How to write this regular expression? Answers from experts! The code in a webpage is as follows:
testtesttesttesttesttestt testtesttest
testtesttesttesttesttesttesttesttest
testtesttesttesttesttestt
testtesttest
testtesttesttesttesttesttesttesttest
testtesttesttesttesttestt
testtesttest
testtesttesttesttesttesttesttesttest
testtesttesttesttesttestt testtesttest
testtesttesttesttesttesttesttesttest
...
We noticed that no class = "1", class = "2", class = "3 ",... it is regular, but the previous labels are not regular, sometimes span, sometimes p. what I want is to use php to write regular expressions to get class = "1 ", class = "2", class = "3 ",... the regular expression is hard to learn. I have tried it for half a day and cannot write it out!
Reply to discussion (solution)
Html or xml has a special dom api, especially the html with nested tags. try not to use regular expressions to obtain them, especially php regular expressions. this involves regular recursion, even if php can have a regular expression balancing Group provided by other languages, it is best not to use it.

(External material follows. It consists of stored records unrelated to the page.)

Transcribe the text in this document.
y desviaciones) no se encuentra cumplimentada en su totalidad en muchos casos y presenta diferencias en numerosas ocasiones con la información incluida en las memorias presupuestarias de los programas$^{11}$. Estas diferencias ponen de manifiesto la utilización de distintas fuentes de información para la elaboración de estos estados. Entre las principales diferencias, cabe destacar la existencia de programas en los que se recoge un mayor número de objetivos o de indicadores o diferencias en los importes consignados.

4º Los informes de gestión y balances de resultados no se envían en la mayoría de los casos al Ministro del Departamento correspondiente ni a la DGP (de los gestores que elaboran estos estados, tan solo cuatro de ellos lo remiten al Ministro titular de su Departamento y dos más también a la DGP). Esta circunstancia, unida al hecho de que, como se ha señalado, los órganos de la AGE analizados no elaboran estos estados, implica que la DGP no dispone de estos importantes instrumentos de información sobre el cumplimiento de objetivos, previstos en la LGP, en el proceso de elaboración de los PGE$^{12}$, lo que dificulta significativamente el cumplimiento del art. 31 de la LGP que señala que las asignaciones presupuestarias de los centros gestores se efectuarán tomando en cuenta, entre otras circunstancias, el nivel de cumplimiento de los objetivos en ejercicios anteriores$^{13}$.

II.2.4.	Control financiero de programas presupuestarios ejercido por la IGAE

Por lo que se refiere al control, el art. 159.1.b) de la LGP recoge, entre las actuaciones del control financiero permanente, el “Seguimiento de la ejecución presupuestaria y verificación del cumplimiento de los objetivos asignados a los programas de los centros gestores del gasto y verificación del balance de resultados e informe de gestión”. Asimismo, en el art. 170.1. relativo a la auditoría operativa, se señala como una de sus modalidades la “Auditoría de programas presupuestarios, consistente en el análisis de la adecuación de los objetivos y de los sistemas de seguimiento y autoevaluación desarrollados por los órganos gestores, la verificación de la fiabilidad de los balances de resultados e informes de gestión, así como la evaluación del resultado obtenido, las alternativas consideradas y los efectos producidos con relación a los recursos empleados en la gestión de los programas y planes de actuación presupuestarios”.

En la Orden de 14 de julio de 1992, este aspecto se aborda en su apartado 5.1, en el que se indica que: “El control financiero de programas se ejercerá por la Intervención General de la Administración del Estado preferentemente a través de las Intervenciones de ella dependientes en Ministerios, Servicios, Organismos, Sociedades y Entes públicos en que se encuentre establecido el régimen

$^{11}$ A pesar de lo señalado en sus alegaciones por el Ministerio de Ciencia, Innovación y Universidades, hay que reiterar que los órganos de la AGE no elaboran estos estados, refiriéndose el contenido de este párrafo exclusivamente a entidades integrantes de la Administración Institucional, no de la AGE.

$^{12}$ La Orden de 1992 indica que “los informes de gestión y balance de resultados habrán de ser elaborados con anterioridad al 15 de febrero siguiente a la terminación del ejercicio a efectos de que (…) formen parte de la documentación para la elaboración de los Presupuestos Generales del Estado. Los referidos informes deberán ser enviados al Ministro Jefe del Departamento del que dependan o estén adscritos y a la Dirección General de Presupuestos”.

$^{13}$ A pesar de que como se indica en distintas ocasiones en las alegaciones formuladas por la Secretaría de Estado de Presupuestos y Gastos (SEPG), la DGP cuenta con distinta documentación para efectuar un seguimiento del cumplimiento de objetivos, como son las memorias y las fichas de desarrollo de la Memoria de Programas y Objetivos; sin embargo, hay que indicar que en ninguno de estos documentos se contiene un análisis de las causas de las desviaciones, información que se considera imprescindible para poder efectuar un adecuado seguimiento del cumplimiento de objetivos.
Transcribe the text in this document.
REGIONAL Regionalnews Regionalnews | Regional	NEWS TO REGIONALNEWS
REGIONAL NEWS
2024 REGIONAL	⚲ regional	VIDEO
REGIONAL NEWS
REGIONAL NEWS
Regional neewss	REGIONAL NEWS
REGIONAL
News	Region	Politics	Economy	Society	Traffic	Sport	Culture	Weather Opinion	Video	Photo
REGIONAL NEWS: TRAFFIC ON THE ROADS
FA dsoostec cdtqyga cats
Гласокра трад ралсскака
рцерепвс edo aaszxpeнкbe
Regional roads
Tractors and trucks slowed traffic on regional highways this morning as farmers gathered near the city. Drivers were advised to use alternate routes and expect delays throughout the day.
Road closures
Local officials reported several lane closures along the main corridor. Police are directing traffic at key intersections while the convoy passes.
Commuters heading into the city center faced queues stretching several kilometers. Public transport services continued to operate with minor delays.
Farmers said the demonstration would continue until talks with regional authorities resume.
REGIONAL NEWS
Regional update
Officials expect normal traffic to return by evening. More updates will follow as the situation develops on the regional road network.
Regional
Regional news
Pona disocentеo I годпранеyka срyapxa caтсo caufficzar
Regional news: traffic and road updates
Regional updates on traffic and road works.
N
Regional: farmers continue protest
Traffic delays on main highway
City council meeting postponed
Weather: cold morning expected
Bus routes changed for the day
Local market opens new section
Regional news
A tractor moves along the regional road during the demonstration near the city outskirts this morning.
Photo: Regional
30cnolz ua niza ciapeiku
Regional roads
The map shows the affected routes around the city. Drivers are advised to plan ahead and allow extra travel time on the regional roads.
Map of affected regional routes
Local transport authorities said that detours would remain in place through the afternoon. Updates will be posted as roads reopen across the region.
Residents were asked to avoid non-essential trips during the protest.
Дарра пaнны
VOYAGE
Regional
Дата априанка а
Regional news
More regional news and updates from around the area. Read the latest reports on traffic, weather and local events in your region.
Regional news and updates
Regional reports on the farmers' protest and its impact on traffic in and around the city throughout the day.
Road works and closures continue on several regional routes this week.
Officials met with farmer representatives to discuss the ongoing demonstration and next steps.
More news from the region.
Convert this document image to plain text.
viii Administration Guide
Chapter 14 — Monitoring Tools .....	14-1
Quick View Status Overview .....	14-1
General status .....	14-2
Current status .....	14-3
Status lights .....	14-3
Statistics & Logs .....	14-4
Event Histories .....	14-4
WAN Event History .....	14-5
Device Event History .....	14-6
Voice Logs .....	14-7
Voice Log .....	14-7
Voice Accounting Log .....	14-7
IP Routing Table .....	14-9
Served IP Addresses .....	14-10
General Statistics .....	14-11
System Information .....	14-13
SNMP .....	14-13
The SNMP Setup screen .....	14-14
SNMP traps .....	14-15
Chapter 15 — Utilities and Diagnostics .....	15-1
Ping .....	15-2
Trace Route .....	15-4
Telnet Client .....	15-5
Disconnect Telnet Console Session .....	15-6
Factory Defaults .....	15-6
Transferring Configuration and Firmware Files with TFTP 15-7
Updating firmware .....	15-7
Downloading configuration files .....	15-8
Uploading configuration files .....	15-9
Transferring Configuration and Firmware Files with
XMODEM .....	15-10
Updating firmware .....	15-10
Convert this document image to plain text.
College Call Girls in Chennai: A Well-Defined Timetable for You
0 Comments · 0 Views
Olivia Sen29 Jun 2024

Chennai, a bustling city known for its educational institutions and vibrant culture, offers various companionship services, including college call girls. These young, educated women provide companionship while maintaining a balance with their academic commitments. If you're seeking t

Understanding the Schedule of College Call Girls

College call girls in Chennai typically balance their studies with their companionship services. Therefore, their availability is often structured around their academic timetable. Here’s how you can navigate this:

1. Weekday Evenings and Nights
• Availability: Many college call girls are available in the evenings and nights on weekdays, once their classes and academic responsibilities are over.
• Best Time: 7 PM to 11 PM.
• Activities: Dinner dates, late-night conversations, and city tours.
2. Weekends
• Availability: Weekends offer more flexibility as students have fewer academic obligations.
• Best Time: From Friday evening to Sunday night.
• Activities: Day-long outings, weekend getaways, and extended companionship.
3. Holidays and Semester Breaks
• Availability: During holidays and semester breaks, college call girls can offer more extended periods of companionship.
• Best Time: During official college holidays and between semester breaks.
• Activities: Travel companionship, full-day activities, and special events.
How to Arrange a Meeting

<(Span | p) \ s + class = \ "\ d \"> \ s + (.*?) <\/H3> \ s + \ S *(.*?) \ S * <\/p> \ s * <\/(span | p)>
Thank you for your answers!
$s =<<< TXT testtesttesttesttesttestt testtesttest
testtesttesttesttesttesttesttesttest
testtesttesttesttesttestt
testtesttest
testtesttesttesttesttesttesttesttest
testtesttesttesttesttestt
testtesttest
testtesttesttesttesttesttesttesttest
testtesttesttesttesttestt testtesttest
testtesttesttesttesttesttesttesttest
TXT;
Solution 1
include 'phpquery.php';$doc = phpQuery::newDocument($s);echo $doc->find('.1')->html();echo pq('.2')->html();
Get
testtesttesttesttesttestt testtesttest
testtesttesttesttesttesttesttesttest
testtesttesttesttesttestt testtesttest
testtesttesttesttesttesttesttesttest
Solution 2
include 'html_document.php';$p = new html_document( $s, 0);foreach($p->find('.\d') as $v) { echo "$v->innerHTML\n";}
Get
testtesttesttesttesttestt testtesttest
testtesttesttesttesttesttesttesttest
testtesttesttesttesttestt testtesttest
testtesttesttesttesttesttesttesttest
testtesttesttesttesttestt testtesttest
testtesttesttesttesttesttesttesttest
testtesttesttesttesttestt testtesttest
testtesttesttesttesttesttesttesttest
Thanks to the moderator, I have already pasted it.